No one realizes how beautiful it is to travel until he comes home and rests his head on his old, familiar pillow.
I really love this quote by Lin Yutang, though I don’t think I ever truly could relate to it until now. Being home in Maryland these past few days has been wonderful. I thought I would feel like a stranger in my house, but it’s been amazing to me how quickly I fell back into my old routine. There have been definite moments where I have thought to myself, “Wow, this feels so different than Spain.” Those moments, however, have been more in stores, on the metro, or while watching TV. When it comes to time with my family, however, it’s like nothing has changed.
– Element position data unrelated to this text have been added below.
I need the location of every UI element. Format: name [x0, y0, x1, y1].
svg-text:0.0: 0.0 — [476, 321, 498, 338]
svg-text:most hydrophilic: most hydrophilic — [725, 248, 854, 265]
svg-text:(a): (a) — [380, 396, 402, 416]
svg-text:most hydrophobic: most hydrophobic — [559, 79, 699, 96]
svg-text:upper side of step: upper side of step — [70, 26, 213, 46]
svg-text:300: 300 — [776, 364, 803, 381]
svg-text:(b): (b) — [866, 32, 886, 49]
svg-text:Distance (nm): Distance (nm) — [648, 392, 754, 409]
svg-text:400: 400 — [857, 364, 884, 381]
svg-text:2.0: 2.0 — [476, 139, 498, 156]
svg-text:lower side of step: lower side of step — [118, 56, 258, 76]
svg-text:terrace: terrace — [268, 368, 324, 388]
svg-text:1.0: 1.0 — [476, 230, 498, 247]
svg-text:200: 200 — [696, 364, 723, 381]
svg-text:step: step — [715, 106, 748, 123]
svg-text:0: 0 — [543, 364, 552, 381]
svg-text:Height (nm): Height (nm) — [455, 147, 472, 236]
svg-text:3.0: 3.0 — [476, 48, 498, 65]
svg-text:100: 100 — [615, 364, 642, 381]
When so many people think of “home” they think of their room and their bed or places in their town that they love. Living in Spain these past few months and now returning to Maryland for the holidays has made me realize that for me my home isn’t my house, my room, or even my state. My home is my family. And it is nice to come to this realization. When I started this Spain adventure, I thought that maybe I’d like it so much that I’d want to stay in Spain/Europe for a few years (and I would certainly like to do another year in the BEDA program), but I don’t think I can ever see myself settling down in a place where my family is not. I know that for many people that is not the case, they could settle down anywhere and be fine with just seeing their family every once in awhile. That is just not the case with me. And I am okay with that.
I leave for Spain again in a few days and I plan to enjoy the rest of my time there to the fullest and make as many memories as possible, but I love the fact that I know that in a few months I will be reunited once again with my family. I don’t care if we are in Maryland, Spain, Puerto Rico, or Timbuktu, as long as I am with family, I’m home.